No criminal charges for 42 migrants arrested after border clash

November 29, 2018
Migrants cross the river at the Mexico-U.S. border after pushing past a line of Mexican police at the Chaparral crossing in Tijuana, Mexico, (Ramon Espinosa / AP)

No criminal charges will be filed against the 42 migrants arrested during a weekend clash that culminated in U.S border agents firing tear gas into Mexico, according to a United States official.

The incident unfolded Sunday at the border between the United States and Tijuana, where thousands of caravan members, many of them asylum-seekers fleeing violence and poverty in Central America, have camped out in recent weeks. On an average day, the U.S government processes around 100 such cases, leaving many migrants waiting for months.




Frustrated by the slow-moving application process, scores of migrants marched to border over the weekend, calling on the United States to move things along. The demonstration quickly descended into chaos, with hundreds of migrants rushing past Mexican authorities and toward the border.

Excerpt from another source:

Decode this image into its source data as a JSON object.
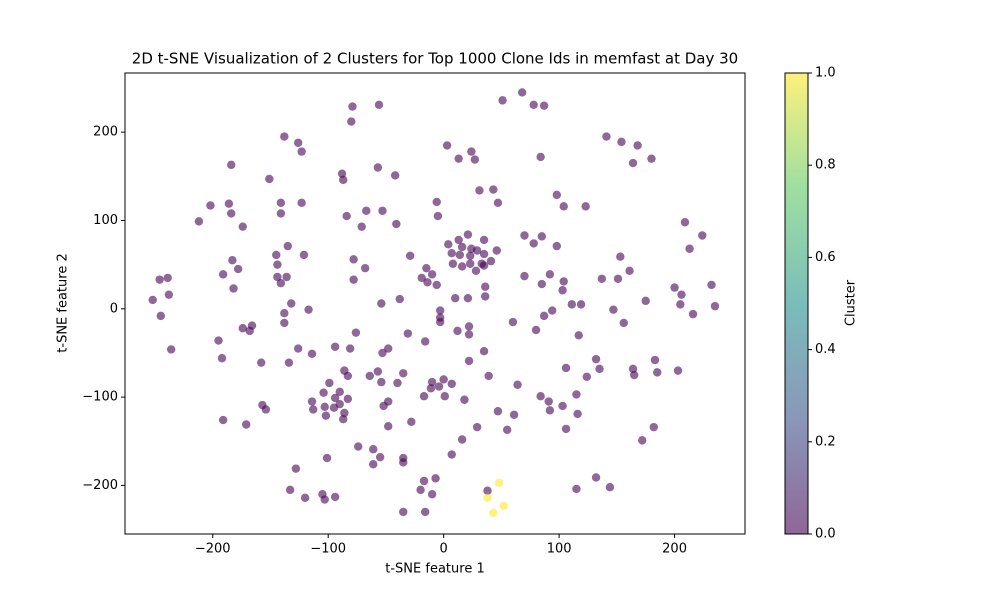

Several border agents were struck with rocks and other projectiles, prompting authorities to use tear gas against the migrants. The move was condemned by activists and many politicians, though President Trump has defended officers’ response.

“Here’s the bottom line: Nobody is coming into our country unless the come in legally,” Trump said, adding that they used a “very minor form” of tear gas, which is also “very safe.”

The weekend arrests included 27 men, with the rest being women and children.

Customs and Border Protection referred only two cases to the Justice Department, though charges were not filed as the suspects had medical problems that prevented them from being held in the Sand Diego detention center, a United States official, speaking on the condition of anonymity, told the Associated Press.

While they won’t face any criminal charges, the fates of the arrested migrants remain unclear. Customs and Border spokesman Ralph DeSio said many of them could still be subject to deportation.

“Depending on their country of citizenship and their case’s final disposition, the Border patrol may turn those people over to Immigration and Customs enforcement,” DeSio said.